Drug resistance remains the Achilles tendon undermining the success of chemotherapy. It has been recognized that success requires the identification of compounds that, when combined, lead to synergistic tumor inhibition while simultaneously minimizing systemic toxicity. However, in vivo application of such protocols is dependent on the ability to deliver the appropriate drug ratio at the tumor level. In this respect, nanotechnology-based delivery platforms, like liposomes, offer an elegant solution for the in vivo translation of such strategy. In this work, we propose the active intracellular delivery of combinations of doxorubicin and the pro-apoptotic sphingolipid, C6-ceramide, using our previously described cytosolic triggered release-enabling liposomes, targeting nucleolin with the F3 peptide. Combination of doxorubicin (DXR):C6-ceramide (C6-Cer) at 1:2 molar ratio interacted synergistically against drug resistant/triple negative MDA-MB-231 breast cancer cells, as well as drug sensitive MDA-MB-435S melanoma cells. Cell viability studies indicated that F3-targeted liposomes encapsulating DXR:C6-Cer 1:2 molar ratio (p[F3]DC12) performed similarly as targeted liposomal DXR (p[F3]SL), encapsulating twice the amount of DXR, at the IC50, for an incubation time of 24 h. Importantly, F3-targeted liposomes encapsulating DXR:C6-Cer 1:2 molar ratio (p[F3]DC12) enabled a cell death above 90% at 24 h of treatment against both DXR-resistant and sensitive cells, unattainable by the F3-targeted liposomal doxorubicin. Furthermore, a F3-targeted formulation encapsulating a mildly additive/antagonistic DXR:C6-Cer 1:1 molar ratio (p[F3]DC11) enabled an effect above 90% for an incubation period as short as 4 h, suggesting that the delivery route at the cell level may shift the nature of drug interaction. Such activity, including the one for p[F3]DC12, induced a marked cell and nucleus swelling at similar extent, consistent with necrotic cell death. Overall, these results demonstrated that F3-targeted intracellular delivery of different DXR/C6-Cer ratios, with diversed drug interactions, enabled a highly relevant increased efficacy against chemotherapy resistant cells.
耐药性仍然是阻碍化疗成功的阿喀琉斯之踵。人们已经认识到,成功需要识别出化合物,当这些化合物组合使用时,能在同时最小化全身毒性的情况下导致协同的肿瘤抑制。然而,这种方案的体内应用取决于在肿瘤水平上输送适当药物比例的能力。在这方面,基于纳米技术的递药平台,如脂质体,为这种策略的体内转化提供了一种优雅的解决方案。在这项工作中,我们使用之前描述的细胞质触发释放使能脂质体,通过 F3 肽靶向核仁素,提出了阿霉素(DXR)和促凋亡神经酰胺(C6-神经酰胺,C6-Cer)组合的主动细胞内递药。

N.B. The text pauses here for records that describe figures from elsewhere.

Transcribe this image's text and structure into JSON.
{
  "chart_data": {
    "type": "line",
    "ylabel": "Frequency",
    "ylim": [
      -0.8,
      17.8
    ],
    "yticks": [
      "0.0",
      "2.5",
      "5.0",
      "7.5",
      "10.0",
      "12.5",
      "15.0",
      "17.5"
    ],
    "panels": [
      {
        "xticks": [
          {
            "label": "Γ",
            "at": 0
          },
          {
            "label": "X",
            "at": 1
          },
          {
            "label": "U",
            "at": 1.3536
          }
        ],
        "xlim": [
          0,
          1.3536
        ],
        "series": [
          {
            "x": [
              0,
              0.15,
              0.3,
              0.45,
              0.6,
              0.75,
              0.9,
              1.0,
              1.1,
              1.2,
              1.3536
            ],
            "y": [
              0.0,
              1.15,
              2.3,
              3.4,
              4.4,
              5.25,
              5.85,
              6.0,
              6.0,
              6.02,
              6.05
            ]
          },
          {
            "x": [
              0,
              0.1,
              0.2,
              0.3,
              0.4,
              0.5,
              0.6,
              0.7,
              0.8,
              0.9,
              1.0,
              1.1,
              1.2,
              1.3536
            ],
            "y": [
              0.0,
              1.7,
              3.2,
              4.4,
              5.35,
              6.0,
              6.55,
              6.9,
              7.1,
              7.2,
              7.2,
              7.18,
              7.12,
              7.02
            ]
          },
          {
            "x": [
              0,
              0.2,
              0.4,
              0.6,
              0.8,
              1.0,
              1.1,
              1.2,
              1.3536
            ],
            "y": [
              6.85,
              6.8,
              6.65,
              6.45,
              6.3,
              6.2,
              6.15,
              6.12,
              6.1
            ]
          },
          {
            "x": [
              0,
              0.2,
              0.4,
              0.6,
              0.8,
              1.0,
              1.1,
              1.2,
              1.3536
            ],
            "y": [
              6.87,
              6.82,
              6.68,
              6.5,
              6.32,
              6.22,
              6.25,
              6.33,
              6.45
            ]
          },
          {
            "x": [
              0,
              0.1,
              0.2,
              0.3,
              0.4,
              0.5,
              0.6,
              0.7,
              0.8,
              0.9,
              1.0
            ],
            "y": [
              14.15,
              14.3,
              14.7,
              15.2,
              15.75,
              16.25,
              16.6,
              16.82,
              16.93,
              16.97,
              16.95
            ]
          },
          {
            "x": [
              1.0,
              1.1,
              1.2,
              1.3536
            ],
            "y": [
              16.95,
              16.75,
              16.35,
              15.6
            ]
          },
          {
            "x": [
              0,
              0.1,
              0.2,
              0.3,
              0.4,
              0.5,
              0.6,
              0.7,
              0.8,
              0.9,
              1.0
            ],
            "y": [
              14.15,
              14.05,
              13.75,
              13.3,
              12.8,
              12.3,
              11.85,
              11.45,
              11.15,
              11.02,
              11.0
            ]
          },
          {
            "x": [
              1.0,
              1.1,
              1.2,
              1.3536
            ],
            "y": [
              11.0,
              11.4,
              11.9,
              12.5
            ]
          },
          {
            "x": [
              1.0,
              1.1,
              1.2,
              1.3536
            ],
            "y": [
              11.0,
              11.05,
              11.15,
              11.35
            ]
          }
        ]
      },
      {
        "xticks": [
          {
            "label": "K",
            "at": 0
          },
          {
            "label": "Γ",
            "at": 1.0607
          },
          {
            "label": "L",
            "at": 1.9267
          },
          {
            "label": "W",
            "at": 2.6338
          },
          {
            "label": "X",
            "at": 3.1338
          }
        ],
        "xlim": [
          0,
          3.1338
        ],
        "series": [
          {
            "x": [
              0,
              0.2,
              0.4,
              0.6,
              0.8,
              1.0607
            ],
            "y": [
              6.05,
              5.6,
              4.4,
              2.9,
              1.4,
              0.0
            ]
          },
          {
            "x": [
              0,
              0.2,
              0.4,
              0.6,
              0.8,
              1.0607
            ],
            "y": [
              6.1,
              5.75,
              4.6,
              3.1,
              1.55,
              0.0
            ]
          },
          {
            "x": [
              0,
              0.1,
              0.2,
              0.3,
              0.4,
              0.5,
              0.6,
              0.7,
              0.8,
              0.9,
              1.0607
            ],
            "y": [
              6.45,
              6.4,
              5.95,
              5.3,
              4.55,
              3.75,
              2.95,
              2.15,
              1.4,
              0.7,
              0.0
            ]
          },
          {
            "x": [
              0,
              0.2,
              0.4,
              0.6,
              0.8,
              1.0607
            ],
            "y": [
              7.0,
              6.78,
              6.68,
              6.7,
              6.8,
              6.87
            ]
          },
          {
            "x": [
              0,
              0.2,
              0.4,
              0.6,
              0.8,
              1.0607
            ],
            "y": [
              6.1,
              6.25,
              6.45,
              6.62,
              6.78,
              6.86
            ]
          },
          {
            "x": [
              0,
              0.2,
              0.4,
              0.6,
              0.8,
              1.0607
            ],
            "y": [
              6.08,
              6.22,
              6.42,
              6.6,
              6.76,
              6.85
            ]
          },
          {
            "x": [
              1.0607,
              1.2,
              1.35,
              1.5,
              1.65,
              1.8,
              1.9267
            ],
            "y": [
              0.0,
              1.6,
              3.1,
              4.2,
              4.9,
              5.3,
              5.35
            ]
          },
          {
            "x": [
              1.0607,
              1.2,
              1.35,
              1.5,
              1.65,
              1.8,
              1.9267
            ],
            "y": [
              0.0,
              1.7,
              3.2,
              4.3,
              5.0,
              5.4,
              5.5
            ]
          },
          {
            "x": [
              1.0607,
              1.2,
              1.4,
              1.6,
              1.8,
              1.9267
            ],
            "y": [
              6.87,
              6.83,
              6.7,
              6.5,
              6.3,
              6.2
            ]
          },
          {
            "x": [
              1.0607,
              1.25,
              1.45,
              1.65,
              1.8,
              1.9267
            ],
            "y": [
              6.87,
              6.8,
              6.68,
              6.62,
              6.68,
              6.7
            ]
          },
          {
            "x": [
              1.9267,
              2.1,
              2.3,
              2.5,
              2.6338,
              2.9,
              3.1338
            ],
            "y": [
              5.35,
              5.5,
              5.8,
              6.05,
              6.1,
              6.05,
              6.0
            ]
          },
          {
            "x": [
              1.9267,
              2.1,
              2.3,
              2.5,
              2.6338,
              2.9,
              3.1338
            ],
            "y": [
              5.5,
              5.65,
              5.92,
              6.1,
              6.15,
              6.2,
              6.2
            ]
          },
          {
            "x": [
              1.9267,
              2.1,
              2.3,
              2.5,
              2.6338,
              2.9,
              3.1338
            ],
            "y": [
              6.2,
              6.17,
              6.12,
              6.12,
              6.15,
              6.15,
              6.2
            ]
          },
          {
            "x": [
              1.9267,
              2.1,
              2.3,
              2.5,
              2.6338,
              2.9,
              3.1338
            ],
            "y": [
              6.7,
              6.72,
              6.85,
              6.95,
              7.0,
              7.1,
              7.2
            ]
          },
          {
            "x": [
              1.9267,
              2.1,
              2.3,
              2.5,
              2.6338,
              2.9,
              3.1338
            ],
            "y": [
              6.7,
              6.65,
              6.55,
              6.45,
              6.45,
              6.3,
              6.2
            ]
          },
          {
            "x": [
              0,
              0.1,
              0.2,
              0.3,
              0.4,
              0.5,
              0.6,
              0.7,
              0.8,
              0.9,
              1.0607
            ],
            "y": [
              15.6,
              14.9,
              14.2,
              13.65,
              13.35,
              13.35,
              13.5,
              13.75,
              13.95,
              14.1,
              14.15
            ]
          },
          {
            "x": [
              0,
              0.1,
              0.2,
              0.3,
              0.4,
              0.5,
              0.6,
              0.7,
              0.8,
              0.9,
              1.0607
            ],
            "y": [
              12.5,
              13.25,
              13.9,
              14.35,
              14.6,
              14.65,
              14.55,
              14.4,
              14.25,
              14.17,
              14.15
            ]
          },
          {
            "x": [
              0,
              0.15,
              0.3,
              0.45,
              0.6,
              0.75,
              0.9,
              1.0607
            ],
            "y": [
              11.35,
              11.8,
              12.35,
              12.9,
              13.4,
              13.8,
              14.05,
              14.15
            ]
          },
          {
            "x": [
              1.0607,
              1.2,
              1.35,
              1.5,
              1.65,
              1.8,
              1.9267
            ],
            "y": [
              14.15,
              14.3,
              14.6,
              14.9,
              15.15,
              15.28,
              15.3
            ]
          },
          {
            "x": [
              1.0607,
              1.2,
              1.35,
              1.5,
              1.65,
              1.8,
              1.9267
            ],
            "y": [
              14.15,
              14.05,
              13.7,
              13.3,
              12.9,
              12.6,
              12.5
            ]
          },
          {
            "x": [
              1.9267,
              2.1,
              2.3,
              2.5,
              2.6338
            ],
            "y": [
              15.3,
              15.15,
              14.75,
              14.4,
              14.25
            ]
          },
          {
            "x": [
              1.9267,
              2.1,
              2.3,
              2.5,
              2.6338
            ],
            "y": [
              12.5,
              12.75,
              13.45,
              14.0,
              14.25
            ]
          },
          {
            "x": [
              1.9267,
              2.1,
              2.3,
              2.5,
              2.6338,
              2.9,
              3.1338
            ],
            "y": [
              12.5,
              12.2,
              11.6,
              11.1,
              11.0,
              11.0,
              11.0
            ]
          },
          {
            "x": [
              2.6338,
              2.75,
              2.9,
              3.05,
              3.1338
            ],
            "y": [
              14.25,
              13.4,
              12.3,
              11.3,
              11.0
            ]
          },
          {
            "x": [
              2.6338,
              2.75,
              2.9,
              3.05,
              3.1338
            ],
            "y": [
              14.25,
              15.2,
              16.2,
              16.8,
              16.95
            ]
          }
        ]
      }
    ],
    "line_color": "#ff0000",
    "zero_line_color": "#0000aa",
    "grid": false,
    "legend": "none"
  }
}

摩尔比为 1:2 的阿霉素(DXR):C6-神经酰胺(C6-Cer)组合对耐药/三阴性 MDA-MB-231 乳腺癌细胞以及药物敏感的 MDA-MB-435S 黑色素瘤细胞具有协同作用。细胞活力研究表明,在 24 小时孵育时间内,摩尔比为 1:2 的 F3 靶向脂质体包封 DXR:C6-Cer(p[F3]DC12)与包封两倍量 DXR 的靶向脂质体 DXR(p[F3]SL)的 IC50 相似。重要的是,摩尔比为 1:2 的 F3 靶向脂质体包封 DXR:C6-Cer(p[F3]DC12)能够在 24 小时的治疗中使 DXR 耐药和敏感细胞的细胞死亡超过 90%,而 F3 靶向脂质体阿霉素则无法达到这一效果。此外,包封摩尔比为 1:1 的轻度相加/拮抗的 DXR:C6-Cer(p[F3]DC11)的 F3 靶向制剂能够在短至 4 小时的孵育时间内产生超过 90%的效果,这表明细胞水平的递药途径可能改变药物相互作用的性质。这种活性,包括 p[F3]DC12 的活性,导致细胞和核肿胀程度相似,这与坏死性细胞死亡一致。总的来说,这些结果表明,F3 靶向的不同 DXR/C6-Cer 比例的细胞内递药,具有不同的药物相互作用,能够显著提高对化疗耐药细胞的疗效。